Environmental Integration Challenges In Carbon Accounting Systems: A Statistical Analysis Of Sustainable Management Practices In Indian Banking Sector
DOI:
https://doi.org/10.64252/kckpd284Keywords:
Carbon accounting integration, Sustainable banking practices, Environmental risk management, Green finance statistics, Climate risk assessment, ESG performance measurementAbstract
This study examines environmental integration challenges in carbon accounting systems within India's banking sector through comprehensive statistical analysis of sustainable management practices.

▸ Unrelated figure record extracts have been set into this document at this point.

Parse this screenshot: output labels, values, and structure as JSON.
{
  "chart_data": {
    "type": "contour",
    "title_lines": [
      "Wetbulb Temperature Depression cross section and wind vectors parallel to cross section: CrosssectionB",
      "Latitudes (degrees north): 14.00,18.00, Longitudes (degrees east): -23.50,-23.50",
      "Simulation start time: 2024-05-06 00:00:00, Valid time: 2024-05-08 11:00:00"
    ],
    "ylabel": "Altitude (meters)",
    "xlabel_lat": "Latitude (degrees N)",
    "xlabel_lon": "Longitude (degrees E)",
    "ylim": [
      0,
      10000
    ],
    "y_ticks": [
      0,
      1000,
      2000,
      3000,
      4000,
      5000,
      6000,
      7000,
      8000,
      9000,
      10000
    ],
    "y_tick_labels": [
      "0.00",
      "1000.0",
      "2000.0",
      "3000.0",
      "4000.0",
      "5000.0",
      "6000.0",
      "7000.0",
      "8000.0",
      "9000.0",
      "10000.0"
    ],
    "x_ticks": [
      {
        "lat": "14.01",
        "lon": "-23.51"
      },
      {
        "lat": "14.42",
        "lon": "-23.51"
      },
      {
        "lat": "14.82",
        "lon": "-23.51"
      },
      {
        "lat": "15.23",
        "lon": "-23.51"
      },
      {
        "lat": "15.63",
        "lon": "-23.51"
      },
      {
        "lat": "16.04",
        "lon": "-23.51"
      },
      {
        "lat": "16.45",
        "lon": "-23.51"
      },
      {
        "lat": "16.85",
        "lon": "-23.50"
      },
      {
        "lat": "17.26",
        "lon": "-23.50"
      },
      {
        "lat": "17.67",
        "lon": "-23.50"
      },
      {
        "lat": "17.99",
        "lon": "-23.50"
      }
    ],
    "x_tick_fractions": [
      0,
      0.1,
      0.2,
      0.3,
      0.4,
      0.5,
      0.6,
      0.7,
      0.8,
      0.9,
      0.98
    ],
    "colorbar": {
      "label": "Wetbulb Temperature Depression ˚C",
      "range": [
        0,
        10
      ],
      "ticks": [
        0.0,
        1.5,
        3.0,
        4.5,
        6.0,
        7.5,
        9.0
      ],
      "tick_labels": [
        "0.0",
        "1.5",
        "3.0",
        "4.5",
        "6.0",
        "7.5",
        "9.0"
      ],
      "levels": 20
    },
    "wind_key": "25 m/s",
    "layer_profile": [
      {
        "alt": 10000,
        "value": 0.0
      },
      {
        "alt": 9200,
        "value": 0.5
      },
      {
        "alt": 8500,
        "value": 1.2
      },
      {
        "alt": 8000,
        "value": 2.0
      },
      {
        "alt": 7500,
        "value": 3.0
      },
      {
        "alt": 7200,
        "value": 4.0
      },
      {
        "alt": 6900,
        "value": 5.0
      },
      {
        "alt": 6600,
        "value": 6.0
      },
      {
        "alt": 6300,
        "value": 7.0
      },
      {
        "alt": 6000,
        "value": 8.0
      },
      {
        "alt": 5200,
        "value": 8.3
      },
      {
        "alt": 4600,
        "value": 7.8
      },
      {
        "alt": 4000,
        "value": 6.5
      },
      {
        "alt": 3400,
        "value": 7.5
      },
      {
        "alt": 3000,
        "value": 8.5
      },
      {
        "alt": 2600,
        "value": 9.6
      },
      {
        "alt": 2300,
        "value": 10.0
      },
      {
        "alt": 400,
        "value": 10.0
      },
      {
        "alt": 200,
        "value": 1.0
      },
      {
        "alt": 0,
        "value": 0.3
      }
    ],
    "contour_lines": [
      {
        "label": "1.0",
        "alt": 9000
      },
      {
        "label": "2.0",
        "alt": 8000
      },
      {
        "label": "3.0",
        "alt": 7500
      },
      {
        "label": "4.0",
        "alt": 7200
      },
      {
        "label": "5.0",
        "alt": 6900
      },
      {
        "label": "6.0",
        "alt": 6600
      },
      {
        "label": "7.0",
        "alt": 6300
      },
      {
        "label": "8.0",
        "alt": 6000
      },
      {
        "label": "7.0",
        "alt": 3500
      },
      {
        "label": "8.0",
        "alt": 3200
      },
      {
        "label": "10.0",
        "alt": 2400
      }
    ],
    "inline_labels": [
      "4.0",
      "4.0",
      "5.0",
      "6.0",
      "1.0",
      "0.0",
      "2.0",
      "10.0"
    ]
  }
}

A mixed-methods approach analyzed five major Indian banks (SBI, HDFC, ICICI, Axis, and IndusInd) using multiple regression models, principal component analysis, and ANOVA to assess Carbon Accounting Integration Scores (CAIS). Statistical findings reveal significant disparities between public and private sector banks, with private institutions scoring 34% higher (mean CAIS: 53.25 vs 35.0, F(1,3) = 68.24, p = 0.004). Technology investment emerged as the strongest predictor of integration success (β = 0.68, p < 0.01), explaining 84.7% of variance in carbon accounting capabilities (R² = 0.847). Principal component analysis identified four key challenge dimensions: Technology-Infrastructure (40.8% variance), Organizational-Cultural (27.2%), Regulatory-Compliance (18.7%), and Resource-Stakeholder (13.3%). Data standardization affects 100% of institutions with highest impact scores (8.2/10), while sectoral exposure to carbon-intensive industries negatively correlates with integration success (r = -0.523, p < 0.05). The study provides empirical evidence for sustainable finance policy development and environmental risk management frameworks in emerging economies.